G-III Apparel plunges 11% on Q4 miss, eyes owned-brand strategy
Apparel manufacturer shifts from licensed brands to DKNY and Karl Lagerfeld amid $470M revenue gap
G-III Apparel Group shares tumbled 11.4% on Thursday after the clothing manufacturer reported quarterly results that fell well short of analyst expectations, while projecting a significant revenue decline as it exits major licensing deals.
The New York-based company reported fourth-quarter adjusted earnings per share of $0.30, missing the consensus estimate of $0.58 by nearly half. Revenue for the quarter ended January 31 declined 8.1% year-over-year to $771.5 million, failing to meet analyst forecasts.
The steep sell-off erased roughly $3.38 per share, bringing the stock to $26.19 and marking its worst single-day performance since early 2025. Trading volume spiked to approximately 2 million shares, more than four times the daily average.
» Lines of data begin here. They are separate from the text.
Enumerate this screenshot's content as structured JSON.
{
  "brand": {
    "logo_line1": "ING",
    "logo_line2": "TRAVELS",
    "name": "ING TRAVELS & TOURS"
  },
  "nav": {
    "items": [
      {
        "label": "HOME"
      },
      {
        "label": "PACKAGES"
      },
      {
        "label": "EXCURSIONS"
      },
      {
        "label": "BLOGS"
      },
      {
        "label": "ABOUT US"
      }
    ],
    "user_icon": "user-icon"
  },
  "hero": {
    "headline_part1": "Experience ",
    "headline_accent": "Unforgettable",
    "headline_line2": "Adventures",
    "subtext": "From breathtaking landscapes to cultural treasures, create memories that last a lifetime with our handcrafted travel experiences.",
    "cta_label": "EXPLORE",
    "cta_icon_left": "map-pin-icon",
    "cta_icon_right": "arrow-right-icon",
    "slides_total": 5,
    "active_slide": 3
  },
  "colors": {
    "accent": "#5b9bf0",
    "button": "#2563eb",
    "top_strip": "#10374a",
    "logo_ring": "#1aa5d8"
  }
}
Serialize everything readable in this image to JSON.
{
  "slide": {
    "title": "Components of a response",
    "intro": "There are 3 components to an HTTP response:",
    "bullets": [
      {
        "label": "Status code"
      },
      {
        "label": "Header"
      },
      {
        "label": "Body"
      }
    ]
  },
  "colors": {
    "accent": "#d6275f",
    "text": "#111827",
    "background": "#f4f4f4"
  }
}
"The company's performance was impacted by a challenging consumer environment and lost volume from PVH-licensed brands," according to MarketBeat's earnings analysis. PVH Corp owns Calvin Klein and Tommy Hilfiger, whose licensing agreements with G-III are expiring.
The quarter's results were particularly hampered by the bankruptcy of Saks Fifth Avenue. G-III stopped shipments to the retailer ahead of its filing, resulting in approximately $20 million in lost sales, and recorded a $17.5 million bad debt expense related to the retailer's collapse.
Despite the disappointing fourth quarter, management issued guidance for fiscal 2027 that reflects a strategic pivot toward owned brands. The company forecasts earnings per share of $2.00 to $2.10 for the upcoming year, with net sales projected at approximately $2.71 billion. This represents a decline from fiscal 2026 sales of $2.96 billion, largely due to the $470 million revenue gap from expiring Calvin Klein and Tommy Hilfiger licenses.
The guidance fell short of Wall Street expectations, as analysts had been projecting earnings of $2.99 per share, according to MarketBeat data.
G-III is now accelerating its transition toward a portfolio dominated by owned brands, including DKNY, Donna Karan, Karl Lagerfeld, and Vilebrequin. The company expects high single-digit growth from this go-forward portfolio to help offset the loss of licensed brands. Management has emphasized focus on gross margin expansion and cost structure optimization as part of the strategic shift.
"G-III Apparel Group emphasized its strategic adjustments, focusing on gross margin expansion, cost structure optimization, and leveraging its owned brands like DKNY, Donna Karan, Karl Lagerfeld, and Vilebrequin," MarketBeat reported from the earnings call.
The company ended fiscal 2026 with a strong liquidity position of over $900 million, providing financial flexibility as it executes its strategic transition. With a current market capitalization of $1.25 billion and analyst price targets averaging $33.25, the stock trades at approximately 0.4 times trailing sales.
The strategic transformation represents a significant bet by management on the long-term value of owned brands versus licensed partnerships. While the transition will create near-term revenue pressure—evidenced by the $470 million sales gap from lost licenses—the company believes higher margins and greater control over brand positioning will drive sustainable growth beyond 2027.
Investors will be watching closely for signs that the owned-brand portfolio can deliver the growth management has promised, particularly as consumer spending patterns remain uncertain in the current economic environment.